In general, there are two types of borrowers who stand to gain under the new fee structure: those with low credit scores and those with low down payments. In fact, those at the top of the credit score distribution earn under the new structure if they have down payments of less than 5% of the value of the house. The following table shows gains and losses compared to the old structure, with low fees in green and high fees in red (a comparable color-coded chart with somewhat different cells can be found here):
What could be the reason for rewarding those who make particularly low down payments? The goal may be to make housing more affordable for people who have not accumulated significant savings or inherited wealth. But there will be an unintended consequence, as those with reasonably high credit scores and substantial wealth choose to strategically lower their down payments in order to benefit from lower fees. They can do this by simply borrowing more for a given property or buying more expensive properties relative to their accumulated savings. The incentive to do so will be greatest for those hardest hit by the changes, with credit scores between 720 and 760 and down payments between 15% and 20%.

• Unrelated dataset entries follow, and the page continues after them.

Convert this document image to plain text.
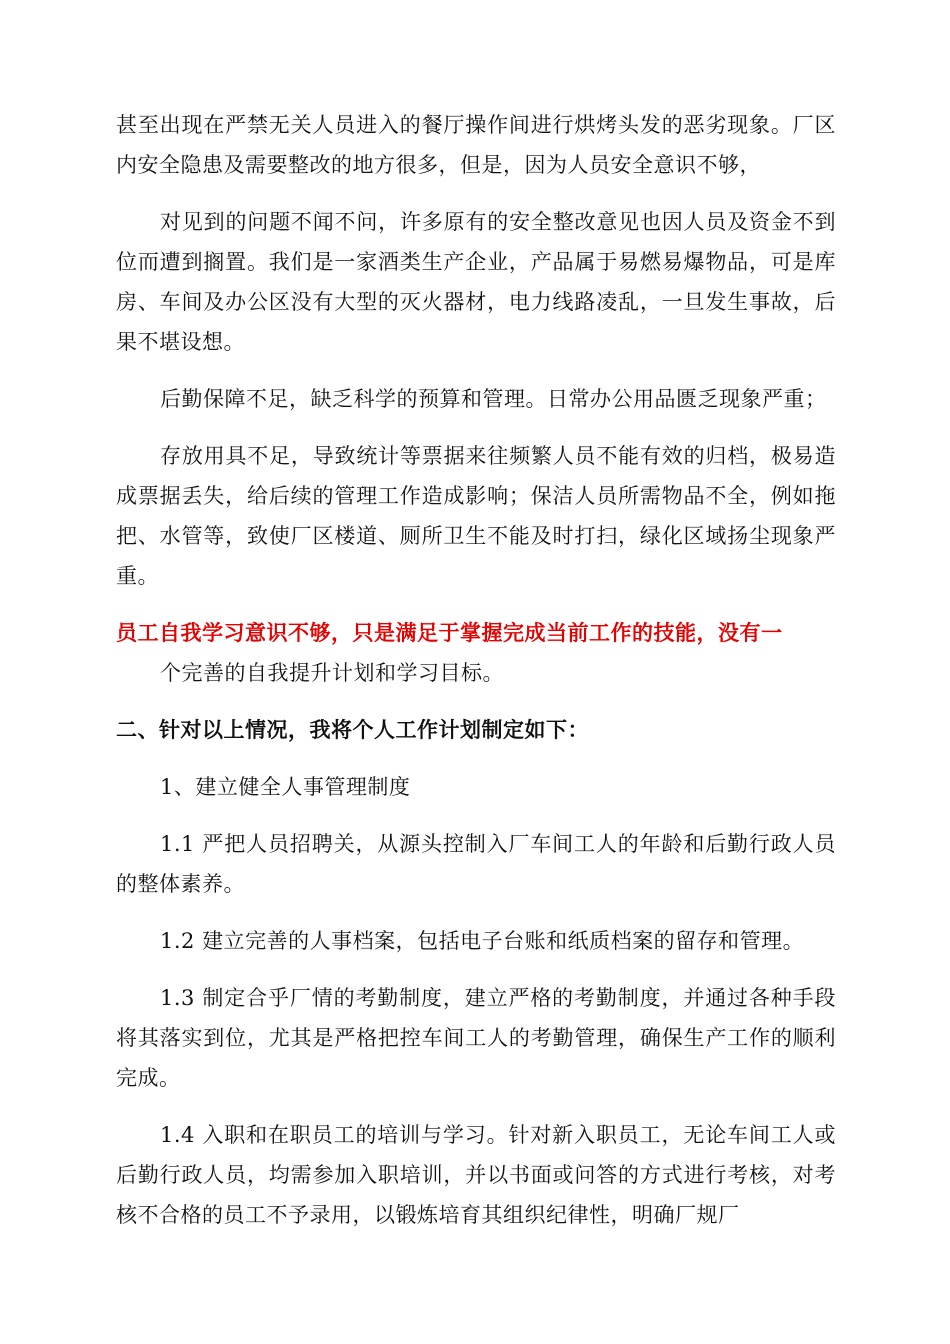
甚至出现在严禁无关人员进入的餐厅操作间进行烘烤头发的恶劣现象。厂区内安全隐患及需要整改的地方很多，但是，因为人员安全意识不够，

对见到的问题不闻不问，许多原有的安全整改意见也因人员及资金不到位而遭到搁置。我们是一家酒类生产企业，产品属于易燃易爆物品，可是库房、车间及办公区没有大型的灭火器材，电力线路凌乱，一旦发生事故，后果不堪设想。

后勤保障不足，缺乏科学的预算和管理。日常办公用品匮乏现象严重；

存放用具不足，导致统计等票据来往频繁人员不能有效的归档，极易造成票据丢失，给后续的管理工作造成影响；保洁人员所需物品不全，例如拖把、水管等，致使厂区楼道、厕所卫生不能及时打扫，绿化区域扬尘现象严重。

员工自我学习意识不够，只是满足于掌握完成当前工作的技能，没有一

个完善的自我提升计划和学习目标。

二、针对以上情况，我将个人工作计划制定如下：

1、建立健全人事管理制度

1.1 严把人员招聘关，从源头控制入厂车间工人的年龄和后勤行政人员的整体素养。

1.2 建立完善的人事档案，包括电子台账和纸质档案的留存和管理。

1.3 制定合乎厂情的考勤制度，建立严格的考勤制度，并通过各种手段将其落实到位，尤其是严格把控车间工人的考勤管理，确保生产工作的顺利完成。

1.4 入职和在职员工的培训与学习。针对新入职员工，无论车间工人或后勤行政人员，均需参加入职培训，并以书面或问答的方式进行考核，对考核不合格的员工不予录用，以锻炼培育其组织纪律性，明确厂规厂
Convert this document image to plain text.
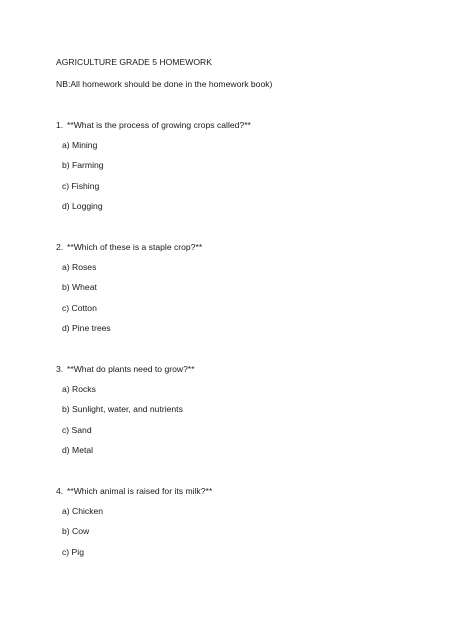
AGRICULTURE GRADE 5 HOMEWORK
NB:All homework should be done in the homework book)
1. **What is the process of growing crops called?**
a) Mining
b) Farming
c) Fishing
d) Logging
2. **Which of these is a staple crop?**
a) Roses
b) Wheat
c) Cotton
d) Pine trees
3. **What do plants need to grow?**
a) Rocks
b) Sunlight, water, and nutrients
c) Sand
d) Metal
4. **Which animal is raised for its milk?**
a) Chicken
b) Cow
c) Pig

I wonder if the designers of the new policy have taken this strategic effect into account, which will tend to hollow out certain cells in the middle and populate those on the right.
Given all this, how do we assess the changes? Despite some provocations and too simplistic securities, the merits of the new fee structure are debatable and our assessment should depend on the default risks associated with each loan category as well as the overall objectives of the program itself. After all, the reason GSEs play a role in the mortgage market has always had to do with creating conditions for borrowers who would otherwise struggle to get loans. Such initiatives inevitably involve some degree of cross-subsidization. For example, our health insurance taxes are not tied to our health status, our life expectancy, or the likelihood that we will need particularly expensive care in future years. Complaints about the new fee structure seem to implicitly assume that the structure it replaces was fully aligned with program objectives. But that in itself is a debatable proposition.
Some clarity from the administration regarding not only their goals, but precisely how changes in the fee structure should achieve those goals without harmful side effects would be most welcome at this stage. Otherwise, a policy change that may well have some merit will very easily be distorted and demonized.